The most morally generous description I can give to the majority of exercise and symptom-denial medical trials performed on ME/CFS patients is ‘torture born from ignorance‘. Even if you were to describe the evidence of harm as a result of the treatments explored by these trials as preliminary and often anecdotal, the designs of these trials demonstrate a clear failure in the duty of care that we should expect from those who grant them ethical approval.
The brazenly obvious propaganda campaign launched by the SMC last week to promote the SMILE trial gave far too much credence to what is perhaps one of the most horrifying examples of the inept ethical approval standards. Obviously, the researchers who developed the CBT/GET program used in MECFS clinics have no desire to see their life’s work superseded by the pebble-dashing of a snake oil salesman, but promoting the idea that the Lightning Process ‘inexplicably works’ in some cases is more about damaging the perception of the illness in the minds of both NICE guideline and Science writers. The intent is most likely to implant the thought in ME/CFS sceptics “They’re being cured by the ravings of a charlatan, this proves the disease is based on false illness beliefs and there is no underlying biological mechanism”. The perfect elixir of confirmation bias for the kind of sceptic who is ignorant of their own psychiatric pre-conceptions about ME/CFS.
The SMILE trial of the Lightning Process was performed on children. That fact alone is shocking enough, clearly it should of been preceded by a significant blinded trials involving consenting adults. As is the case with far too many British ME/CFS trials, SMILE refrained from using objective measures which are capable of giving an accurate picture of patient activity levels. The main objective measure was an increase in school attendance. Without actimeter data and data on parental caring hours, we learn nothing about the therapeutic effects of the Lightning Process. Similarly, without access to the full content of the treatment, it is hard to know whether or not trial participants were simply manoeuvred toward an easy goal post. The use of self-report questionnaires in trials where patients are taught to ignore their symptoms is also highly suspect.
In the absence of a successful 10-20 patient adult trial which includes the use of numerous and extensive objective measurement that precedes SMILE, I cannot imagine a reasonable argument that it was ethical to conduct this trial. While Dr Crawley deserves every of inch of criticism she receives for indulging in this Scientific farce, the time may of come to turn our attention to the people who are granting them ethical approval in the first place.
Clark Ellis recently wrote a compelling blog about the importance of reports and data on the failures of graded exercise. As patients, where possible it will make a big difference if we submit substantial accounts of the ways Graded Exercise Therapy has harmed and failed us to relevant organisations. This is because the most recent Graded Exercise Therapy handbooks do their best to portray symptoms as something to be ignored or a result of non-adherence to protocols. To give you an idea of the kind of information that would useful to report, I made a few notes.
What to report
- Immediate and prolonged effects of GET:- Significant and severe discomfort, extended periods of muscle paralysis, significantly increased levels of disablement, increased fatigue both mental and physical.
- Development of Secondary Diagnosis:- Such as POTS and Postural Hypotension
- Inapplicability of GET schedules to the unpredictable stresses and necessities of daily life:- It’s important to note that GET itself is very rigid and is a highly implausible treatment for someone with the responsibilities of an adult. If your child is about to do something dangerous or foolish, you cannot simply do nothing to adhere to a GET schedule. An ME/CFS parent will have to budget energy and spend more of it during moments of necessity. Clearly in this incidence, the design of the treatment is makes it impossible to administer.
- Physical inability to attempt GET without adverse reactions:- The effects were instantaneously disabling and you were unable to attempt the treatment as a result
- Part of the advice of GET is ignoring symptoms, so it’s important to note symptoms that were persistent and unavoidable.
- Lastly, it’s important to report incidences of complete and total inefficacy/inapplicability (often in this case it’s up to the carer to report):- ME/CFS so severe you are unable to attend a clinic to receive the treatment, unable to take part in telephone courses or unable to follow apps/online guides.

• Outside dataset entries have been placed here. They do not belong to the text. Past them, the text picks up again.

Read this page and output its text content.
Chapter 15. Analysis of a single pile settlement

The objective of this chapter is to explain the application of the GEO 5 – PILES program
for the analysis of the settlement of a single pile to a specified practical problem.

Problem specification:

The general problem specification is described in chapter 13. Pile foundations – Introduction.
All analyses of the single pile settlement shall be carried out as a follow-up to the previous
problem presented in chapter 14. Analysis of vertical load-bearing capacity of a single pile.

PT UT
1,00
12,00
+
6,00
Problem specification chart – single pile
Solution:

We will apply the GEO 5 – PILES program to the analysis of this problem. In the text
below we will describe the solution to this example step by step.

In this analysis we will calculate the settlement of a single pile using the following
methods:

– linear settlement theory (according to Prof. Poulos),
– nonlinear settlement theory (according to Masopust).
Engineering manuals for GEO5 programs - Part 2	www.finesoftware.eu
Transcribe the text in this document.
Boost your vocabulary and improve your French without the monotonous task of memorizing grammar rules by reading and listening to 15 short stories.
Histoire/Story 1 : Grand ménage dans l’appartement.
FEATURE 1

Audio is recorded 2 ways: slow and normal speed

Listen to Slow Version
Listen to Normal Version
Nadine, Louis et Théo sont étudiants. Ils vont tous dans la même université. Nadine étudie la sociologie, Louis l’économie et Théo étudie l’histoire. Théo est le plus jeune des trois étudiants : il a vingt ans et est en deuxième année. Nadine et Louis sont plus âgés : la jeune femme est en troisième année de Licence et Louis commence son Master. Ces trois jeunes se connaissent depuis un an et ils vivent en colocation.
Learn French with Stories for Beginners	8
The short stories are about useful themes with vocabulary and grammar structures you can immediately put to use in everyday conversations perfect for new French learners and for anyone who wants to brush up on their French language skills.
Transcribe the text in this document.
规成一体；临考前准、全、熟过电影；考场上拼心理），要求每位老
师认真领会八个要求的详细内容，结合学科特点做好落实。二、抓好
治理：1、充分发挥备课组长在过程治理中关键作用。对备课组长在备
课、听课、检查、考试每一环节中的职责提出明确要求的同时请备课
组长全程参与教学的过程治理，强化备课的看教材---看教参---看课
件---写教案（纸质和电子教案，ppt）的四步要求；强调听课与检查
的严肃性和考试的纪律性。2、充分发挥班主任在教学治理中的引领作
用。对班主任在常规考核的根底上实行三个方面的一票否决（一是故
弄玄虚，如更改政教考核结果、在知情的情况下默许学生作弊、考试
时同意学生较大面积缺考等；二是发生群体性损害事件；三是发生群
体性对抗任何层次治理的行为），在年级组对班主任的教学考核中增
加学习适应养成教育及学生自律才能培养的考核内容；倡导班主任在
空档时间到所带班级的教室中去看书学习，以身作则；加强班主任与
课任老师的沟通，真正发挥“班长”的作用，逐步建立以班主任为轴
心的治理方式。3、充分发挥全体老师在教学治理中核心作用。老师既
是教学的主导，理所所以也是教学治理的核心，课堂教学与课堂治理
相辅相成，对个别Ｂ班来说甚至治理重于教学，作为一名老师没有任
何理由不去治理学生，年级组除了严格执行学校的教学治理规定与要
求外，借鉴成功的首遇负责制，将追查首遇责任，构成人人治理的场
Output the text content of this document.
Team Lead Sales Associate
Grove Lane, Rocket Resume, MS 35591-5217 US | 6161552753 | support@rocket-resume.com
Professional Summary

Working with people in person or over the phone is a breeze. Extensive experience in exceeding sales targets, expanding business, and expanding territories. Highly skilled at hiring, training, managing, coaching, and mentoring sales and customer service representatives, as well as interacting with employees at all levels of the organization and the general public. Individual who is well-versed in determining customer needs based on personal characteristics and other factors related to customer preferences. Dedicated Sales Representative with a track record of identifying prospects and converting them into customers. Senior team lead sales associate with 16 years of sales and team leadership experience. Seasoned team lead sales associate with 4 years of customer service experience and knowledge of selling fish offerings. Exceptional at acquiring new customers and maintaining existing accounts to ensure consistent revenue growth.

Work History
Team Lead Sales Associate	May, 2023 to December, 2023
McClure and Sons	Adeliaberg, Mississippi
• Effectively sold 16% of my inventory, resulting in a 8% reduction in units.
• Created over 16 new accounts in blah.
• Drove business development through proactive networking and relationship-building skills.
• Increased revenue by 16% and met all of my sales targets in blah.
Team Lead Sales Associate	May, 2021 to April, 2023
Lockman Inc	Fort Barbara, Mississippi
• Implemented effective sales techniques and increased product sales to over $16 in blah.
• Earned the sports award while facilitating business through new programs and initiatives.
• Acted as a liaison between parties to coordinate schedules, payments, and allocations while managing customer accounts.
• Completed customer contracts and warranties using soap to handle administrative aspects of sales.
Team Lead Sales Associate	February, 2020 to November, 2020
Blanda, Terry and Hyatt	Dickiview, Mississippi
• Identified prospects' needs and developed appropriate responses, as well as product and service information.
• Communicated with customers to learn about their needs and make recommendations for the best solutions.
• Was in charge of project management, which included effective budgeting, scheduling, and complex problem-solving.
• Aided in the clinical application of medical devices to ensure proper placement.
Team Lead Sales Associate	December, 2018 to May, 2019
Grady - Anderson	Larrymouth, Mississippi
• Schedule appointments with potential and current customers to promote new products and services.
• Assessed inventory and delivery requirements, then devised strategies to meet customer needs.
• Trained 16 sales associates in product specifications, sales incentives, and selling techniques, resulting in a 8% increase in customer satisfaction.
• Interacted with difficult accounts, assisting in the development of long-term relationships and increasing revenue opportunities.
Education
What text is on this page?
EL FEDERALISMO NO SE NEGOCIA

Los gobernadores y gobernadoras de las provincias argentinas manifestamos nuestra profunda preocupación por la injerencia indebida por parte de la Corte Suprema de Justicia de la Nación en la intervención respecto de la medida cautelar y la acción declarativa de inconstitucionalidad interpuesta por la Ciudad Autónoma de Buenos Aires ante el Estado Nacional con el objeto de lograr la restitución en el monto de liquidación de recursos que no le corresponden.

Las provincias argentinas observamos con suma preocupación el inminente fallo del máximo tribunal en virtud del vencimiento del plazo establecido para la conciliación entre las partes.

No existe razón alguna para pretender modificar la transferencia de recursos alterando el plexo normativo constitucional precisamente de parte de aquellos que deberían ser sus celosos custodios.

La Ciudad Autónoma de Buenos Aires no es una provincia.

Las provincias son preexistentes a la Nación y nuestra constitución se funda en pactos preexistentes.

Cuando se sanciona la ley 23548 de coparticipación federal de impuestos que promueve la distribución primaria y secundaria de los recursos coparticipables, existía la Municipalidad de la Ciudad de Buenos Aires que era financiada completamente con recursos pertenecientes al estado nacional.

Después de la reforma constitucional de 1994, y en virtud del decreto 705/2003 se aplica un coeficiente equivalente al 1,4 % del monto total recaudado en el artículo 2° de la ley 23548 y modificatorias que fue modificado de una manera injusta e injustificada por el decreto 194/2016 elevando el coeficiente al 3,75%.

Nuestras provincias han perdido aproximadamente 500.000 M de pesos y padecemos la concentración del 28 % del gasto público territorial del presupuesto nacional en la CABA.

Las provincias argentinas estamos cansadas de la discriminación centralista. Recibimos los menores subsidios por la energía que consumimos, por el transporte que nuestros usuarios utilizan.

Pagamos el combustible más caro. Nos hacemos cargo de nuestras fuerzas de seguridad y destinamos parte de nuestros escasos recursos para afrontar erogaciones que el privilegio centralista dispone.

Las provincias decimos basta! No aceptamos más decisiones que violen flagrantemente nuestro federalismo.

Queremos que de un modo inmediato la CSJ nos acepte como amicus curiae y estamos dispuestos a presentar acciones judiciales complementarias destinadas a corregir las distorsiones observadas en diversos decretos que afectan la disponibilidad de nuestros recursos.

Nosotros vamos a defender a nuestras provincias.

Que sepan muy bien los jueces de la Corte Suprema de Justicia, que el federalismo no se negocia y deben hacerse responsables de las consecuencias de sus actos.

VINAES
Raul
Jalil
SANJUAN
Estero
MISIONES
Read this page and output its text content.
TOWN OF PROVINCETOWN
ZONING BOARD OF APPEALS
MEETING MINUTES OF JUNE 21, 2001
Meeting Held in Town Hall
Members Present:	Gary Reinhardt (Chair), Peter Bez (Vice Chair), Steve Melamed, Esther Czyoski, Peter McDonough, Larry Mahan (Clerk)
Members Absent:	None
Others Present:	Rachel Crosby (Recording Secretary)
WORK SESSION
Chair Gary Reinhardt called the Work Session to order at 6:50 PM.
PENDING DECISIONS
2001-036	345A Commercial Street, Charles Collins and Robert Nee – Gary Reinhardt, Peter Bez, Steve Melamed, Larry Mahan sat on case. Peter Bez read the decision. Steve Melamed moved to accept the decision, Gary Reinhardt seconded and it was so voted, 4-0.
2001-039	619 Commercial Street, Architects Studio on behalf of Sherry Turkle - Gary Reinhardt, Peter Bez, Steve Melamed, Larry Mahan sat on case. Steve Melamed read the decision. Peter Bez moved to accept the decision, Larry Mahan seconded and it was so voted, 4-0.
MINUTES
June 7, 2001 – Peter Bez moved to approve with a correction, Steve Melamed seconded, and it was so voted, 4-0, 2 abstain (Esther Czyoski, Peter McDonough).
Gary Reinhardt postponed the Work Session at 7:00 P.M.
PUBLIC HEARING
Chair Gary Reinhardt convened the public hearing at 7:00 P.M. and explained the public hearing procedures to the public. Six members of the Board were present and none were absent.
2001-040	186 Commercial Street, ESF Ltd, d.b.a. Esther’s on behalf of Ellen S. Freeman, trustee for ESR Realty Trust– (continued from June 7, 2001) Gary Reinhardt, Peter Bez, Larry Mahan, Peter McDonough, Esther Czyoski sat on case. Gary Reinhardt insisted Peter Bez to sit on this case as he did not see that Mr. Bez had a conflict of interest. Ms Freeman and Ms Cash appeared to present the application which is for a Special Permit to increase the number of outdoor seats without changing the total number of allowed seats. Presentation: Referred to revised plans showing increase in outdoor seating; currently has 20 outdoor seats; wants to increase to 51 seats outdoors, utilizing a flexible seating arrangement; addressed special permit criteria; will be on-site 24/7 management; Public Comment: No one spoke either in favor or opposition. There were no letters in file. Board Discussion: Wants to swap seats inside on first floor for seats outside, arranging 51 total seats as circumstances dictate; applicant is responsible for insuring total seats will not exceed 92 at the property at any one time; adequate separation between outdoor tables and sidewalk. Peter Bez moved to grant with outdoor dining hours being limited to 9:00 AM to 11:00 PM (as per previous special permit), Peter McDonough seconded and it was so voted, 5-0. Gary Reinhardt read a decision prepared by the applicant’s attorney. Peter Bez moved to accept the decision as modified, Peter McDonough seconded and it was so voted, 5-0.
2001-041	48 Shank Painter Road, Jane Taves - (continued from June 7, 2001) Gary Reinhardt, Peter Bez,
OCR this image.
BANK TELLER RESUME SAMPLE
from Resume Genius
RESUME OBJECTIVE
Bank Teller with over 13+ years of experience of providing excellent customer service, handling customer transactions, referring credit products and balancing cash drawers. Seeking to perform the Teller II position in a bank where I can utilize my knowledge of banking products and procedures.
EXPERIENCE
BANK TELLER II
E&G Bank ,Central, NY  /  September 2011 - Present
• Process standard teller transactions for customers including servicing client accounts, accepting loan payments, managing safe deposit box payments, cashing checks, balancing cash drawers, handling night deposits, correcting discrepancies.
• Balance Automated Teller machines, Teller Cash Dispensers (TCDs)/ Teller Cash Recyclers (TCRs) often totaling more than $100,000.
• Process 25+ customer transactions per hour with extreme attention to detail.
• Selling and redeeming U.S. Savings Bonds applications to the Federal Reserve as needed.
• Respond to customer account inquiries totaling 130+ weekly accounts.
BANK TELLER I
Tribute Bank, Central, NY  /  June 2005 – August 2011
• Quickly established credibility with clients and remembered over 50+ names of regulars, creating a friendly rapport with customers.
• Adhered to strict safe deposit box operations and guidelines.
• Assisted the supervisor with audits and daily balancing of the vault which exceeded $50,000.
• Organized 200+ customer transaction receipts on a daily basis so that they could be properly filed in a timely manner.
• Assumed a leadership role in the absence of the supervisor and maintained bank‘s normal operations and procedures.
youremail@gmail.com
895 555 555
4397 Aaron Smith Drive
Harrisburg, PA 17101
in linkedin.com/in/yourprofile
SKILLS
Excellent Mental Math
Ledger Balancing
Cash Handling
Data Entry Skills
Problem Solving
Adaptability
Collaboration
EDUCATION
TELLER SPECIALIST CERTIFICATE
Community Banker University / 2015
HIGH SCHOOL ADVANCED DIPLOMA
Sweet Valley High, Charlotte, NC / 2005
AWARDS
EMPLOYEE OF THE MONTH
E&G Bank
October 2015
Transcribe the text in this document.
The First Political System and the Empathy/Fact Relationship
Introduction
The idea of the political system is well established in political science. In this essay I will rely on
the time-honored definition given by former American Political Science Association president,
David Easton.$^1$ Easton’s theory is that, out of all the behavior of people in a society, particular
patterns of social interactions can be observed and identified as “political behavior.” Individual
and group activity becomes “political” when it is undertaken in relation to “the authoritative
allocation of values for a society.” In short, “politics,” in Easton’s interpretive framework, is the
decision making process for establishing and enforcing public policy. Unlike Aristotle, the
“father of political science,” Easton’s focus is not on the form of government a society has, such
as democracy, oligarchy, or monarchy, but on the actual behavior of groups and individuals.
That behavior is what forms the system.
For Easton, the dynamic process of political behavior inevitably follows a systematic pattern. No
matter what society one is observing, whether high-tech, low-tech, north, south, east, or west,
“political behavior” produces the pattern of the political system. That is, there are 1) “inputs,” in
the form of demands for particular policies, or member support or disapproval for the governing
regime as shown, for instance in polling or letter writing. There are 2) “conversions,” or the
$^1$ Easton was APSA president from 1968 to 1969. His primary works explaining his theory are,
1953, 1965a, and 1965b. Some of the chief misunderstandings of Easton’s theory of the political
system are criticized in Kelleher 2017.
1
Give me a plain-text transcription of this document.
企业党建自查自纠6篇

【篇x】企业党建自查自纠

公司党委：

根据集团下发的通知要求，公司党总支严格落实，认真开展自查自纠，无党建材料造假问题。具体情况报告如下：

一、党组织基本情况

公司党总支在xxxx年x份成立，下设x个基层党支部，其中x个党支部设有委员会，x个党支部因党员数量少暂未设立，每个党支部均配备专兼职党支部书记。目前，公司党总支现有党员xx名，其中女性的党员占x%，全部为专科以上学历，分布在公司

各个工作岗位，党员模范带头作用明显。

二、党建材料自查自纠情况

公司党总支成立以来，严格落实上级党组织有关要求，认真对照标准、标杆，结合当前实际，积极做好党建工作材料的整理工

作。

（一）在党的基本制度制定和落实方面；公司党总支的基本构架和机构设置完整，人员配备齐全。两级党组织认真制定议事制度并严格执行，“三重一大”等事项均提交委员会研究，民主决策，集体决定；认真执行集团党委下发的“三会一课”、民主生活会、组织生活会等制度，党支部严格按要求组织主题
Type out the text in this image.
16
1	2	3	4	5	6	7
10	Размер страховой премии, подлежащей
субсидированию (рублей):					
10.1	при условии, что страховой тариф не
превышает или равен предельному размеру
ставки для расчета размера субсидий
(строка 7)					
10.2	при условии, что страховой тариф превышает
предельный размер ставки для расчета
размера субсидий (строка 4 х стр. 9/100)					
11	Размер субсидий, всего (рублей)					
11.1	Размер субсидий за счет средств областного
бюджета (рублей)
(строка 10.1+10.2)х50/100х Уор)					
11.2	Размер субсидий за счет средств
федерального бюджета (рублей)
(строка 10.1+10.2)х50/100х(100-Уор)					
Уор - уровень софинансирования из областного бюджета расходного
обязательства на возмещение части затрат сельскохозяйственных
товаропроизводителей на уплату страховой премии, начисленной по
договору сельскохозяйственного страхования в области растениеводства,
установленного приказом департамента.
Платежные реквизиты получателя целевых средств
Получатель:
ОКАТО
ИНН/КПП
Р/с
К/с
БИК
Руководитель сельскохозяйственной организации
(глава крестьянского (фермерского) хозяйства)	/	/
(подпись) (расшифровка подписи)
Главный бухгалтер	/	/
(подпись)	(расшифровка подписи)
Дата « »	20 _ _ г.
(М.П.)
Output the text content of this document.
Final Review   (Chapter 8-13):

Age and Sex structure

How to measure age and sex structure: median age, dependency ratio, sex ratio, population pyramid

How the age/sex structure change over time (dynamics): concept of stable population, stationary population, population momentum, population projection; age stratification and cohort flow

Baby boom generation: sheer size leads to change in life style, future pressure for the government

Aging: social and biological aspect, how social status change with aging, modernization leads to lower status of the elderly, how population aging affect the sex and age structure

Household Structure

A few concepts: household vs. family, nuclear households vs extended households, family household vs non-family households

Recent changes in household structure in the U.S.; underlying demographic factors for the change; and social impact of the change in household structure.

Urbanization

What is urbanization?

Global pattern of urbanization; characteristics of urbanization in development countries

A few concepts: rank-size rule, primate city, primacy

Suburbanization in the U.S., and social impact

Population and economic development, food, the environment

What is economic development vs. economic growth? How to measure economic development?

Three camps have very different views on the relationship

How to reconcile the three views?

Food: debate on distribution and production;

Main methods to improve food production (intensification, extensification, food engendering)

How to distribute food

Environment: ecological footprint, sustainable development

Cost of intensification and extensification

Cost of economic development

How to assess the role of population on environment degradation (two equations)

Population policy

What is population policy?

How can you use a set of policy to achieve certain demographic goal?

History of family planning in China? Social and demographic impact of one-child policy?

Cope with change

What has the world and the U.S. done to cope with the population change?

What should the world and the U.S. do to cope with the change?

In the UK we have an organisation called Care Quality Commission that unfortunately you have to write to by post as their online forms do not list Chronic Fatigue Services specifically.
The address is as follows:
CQC National Customer Service Centre
Newcastle upon Tyne
If you send me the contact information for any other relevant bodies, also those in other countries that it is useful to report this kind of data to, I’ll gladly update the article.
Alongside an effort to submit more personal reports of harm and failure, I would encourage qualified researchers and advocates to submit letters to organisations like the Health Research Authority, outlining the unique implications and dangers of exercise and symtom-denial trials on ME/CFS patients. It is my hope that if we can remove the ignorance of the numerous and obvious ethical problems with trials that are conducted on ME/CFS patients, the ceaseless production of dangerous and useless research will be put to a stop.